An der A-Klasse hat man weiterentwickelt.
Die Bahntarife sind absolut undurchsichtig und statt eine Optimierung zu versuchen hört man immer "die sind gut so".


----------



## Der Jurist (20 Mai 2003)

*Mich tritt ein Elch ....*


----------



## technofreak (20 Mai 2003)

http://www.spiegel.de/wirtschaft/0,1518,249386,00.html



			
				Der Spiegel schrieb:
			
		

> *Zugleich stärkte Stolpe Bahnchef Hartmut Mehdorn den Rücken. "Er ist der richtige Mann am richtigen Platz." Mehdorns Vertrag soll denn auch um weitere fünf Jahre bis 2009 verlängert werden. *Das erfuhr die Deutsche Presse-Agentur vor Beginn der Aufsichtsratssitzung des bundeseigenen Unternehmens in Berlin. Als Hauptverantwortliche für das neue Tarif-System werden dagegen Personenverkehrsvorstand Christoph Franz und sein Marketing-Vorstand Hans-Gustav Koch abgelöst. Gleiches wird wohl für die Leiterin des Preismanagements, Anna Brunotte, gelten. Sie hatte das System entwickelt.
> 
> Auf der Aufsichtsratssitzung wird der Mehdorn erste Neuerungen des neuen Preissystems vorstellen. Der Vorstandschef habe erkannt, dass kosmetische Änderungen an den Preisen nicht mehr reichten, zitierte die "Frankfurter Allgemeine Zeitung" ein anonymes Aufsichtsratsmitglied. Vertreter der Anteilseigner und Arbeitnehmer erwarteten rasche Veränderungen, hieß es weiter.

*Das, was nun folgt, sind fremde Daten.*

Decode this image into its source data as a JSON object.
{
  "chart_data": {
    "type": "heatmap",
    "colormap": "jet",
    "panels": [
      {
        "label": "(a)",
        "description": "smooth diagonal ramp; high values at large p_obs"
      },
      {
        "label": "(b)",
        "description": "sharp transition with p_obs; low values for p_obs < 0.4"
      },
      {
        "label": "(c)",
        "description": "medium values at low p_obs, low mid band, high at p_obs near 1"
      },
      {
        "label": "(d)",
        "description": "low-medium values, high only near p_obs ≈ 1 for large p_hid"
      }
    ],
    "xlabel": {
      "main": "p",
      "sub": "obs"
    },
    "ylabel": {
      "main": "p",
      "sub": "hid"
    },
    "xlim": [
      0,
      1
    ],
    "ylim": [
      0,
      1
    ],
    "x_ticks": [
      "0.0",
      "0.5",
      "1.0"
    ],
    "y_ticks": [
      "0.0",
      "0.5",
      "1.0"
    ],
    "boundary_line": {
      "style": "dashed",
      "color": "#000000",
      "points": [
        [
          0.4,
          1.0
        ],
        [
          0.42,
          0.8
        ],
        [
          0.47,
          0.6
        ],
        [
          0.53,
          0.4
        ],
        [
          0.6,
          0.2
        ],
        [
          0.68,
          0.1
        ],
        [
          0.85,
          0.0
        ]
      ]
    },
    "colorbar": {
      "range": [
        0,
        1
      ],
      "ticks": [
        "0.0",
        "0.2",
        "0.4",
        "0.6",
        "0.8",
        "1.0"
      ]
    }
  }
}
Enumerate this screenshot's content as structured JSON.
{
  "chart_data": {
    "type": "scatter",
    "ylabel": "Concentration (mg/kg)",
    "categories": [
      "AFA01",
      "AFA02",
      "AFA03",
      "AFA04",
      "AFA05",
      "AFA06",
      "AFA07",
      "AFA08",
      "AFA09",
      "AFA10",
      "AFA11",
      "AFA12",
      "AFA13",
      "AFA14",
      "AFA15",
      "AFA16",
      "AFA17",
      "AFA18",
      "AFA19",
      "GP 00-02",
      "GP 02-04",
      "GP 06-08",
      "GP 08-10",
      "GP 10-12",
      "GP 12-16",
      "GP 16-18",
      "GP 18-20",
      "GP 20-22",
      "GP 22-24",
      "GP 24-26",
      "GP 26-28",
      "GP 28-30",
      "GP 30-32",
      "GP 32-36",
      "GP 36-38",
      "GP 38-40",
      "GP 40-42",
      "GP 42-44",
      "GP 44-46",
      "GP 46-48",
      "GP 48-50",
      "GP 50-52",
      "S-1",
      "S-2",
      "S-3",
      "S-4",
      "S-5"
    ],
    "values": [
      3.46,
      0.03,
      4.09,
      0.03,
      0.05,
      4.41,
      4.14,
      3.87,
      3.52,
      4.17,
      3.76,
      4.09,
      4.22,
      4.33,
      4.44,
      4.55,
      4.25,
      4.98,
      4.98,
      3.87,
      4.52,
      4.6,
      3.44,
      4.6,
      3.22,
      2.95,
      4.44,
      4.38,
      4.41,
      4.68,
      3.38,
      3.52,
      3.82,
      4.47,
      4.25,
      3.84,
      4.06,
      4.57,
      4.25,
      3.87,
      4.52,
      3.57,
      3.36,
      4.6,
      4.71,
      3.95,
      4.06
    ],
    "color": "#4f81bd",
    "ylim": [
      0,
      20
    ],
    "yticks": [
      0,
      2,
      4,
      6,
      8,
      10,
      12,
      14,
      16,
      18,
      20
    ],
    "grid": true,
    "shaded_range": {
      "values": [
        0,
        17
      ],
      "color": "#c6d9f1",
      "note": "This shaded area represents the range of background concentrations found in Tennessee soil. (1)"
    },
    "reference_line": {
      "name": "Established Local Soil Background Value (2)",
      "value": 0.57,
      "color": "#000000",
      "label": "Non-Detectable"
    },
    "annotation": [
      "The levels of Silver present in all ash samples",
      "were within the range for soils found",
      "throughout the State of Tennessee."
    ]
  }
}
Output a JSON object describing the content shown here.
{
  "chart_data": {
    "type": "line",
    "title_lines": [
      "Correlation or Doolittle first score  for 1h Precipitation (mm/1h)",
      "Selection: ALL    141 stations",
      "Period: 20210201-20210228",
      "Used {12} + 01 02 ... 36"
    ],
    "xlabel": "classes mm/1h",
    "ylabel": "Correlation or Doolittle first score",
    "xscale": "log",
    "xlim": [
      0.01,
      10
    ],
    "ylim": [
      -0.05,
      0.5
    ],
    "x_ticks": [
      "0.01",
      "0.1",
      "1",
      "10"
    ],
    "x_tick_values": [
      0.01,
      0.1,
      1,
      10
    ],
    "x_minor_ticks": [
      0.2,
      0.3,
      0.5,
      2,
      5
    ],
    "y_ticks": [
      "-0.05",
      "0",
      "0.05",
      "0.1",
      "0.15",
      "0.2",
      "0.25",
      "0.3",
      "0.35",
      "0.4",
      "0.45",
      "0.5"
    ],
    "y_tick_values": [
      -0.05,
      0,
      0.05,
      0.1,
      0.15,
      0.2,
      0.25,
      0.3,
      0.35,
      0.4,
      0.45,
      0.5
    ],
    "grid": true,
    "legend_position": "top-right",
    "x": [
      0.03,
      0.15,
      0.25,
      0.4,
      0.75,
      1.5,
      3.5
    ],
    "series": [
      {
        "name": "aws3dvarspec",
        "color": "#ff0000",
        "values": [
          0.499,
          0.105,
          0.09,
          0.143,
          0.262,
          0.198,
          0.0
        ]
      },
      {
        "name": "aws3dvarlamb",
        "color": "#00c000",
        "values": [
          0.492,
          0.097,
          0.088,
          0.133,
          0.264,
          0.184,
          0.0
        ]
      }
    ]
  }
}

Je unfähiger , desto fester im Sattel


----------



## Chemiker (20 Mai 2003)

Heiko schrieb:
			
		

> ..... statt eine Optimierung zu versuchen hört man immer "die sind gut so".



Da gab es mal 'nen Minister, der sagte:  Unsere Renten sind sicher !!! :vlol: 

Auch die Bahn muß sich fragen lassen: Für wen sind "die gut so" ?? :gruebel: 

Bestimmt nicht für den Kunden !! :motz: 

Der Chemiker
 :schreiben:


----------



## technofreak (20 Mai 2003)

http://www.spiegel.de/wirtschaft/0,1518,249472,00.html


			
				Der Spiegel schrieb:
			
		

> GROSSE SÄUBERUNG BEI DER BAHN
> 
> *Die Funktionäre fliegen, der Entscheider bleibt*
> 
> ...



Na also, wie gehabt die Kleinen hängt man, der Große kriegt eine dicke Belohnung 

tf


----------



## Anonymous (20 Mai 2003)

Technofreak schrieb:
			
		

> [...]
> *Die Funktionäre fliegen, der Entscheider bleibt*
> 
> [....]
> ...



Hallo TF

das erinnert mich an eine Geschichte, die in den unterschiedlichsten Varianten im Netz steht, aber hier eben besonders gut reinpaßt:

http://www.wimberger-muenchen.de/witze/witze02.html

Trockene Grüße aus Waldau!

Bahnrolli

PS: also ... ich habe nicht mitgerudert - ich bin allenfalls ständig am Schwimmen...


----------



## bahnrolli (20 Mai 2003)

PPS:

man sieht es gerade beim fehlgeschlagenen Log-in


----------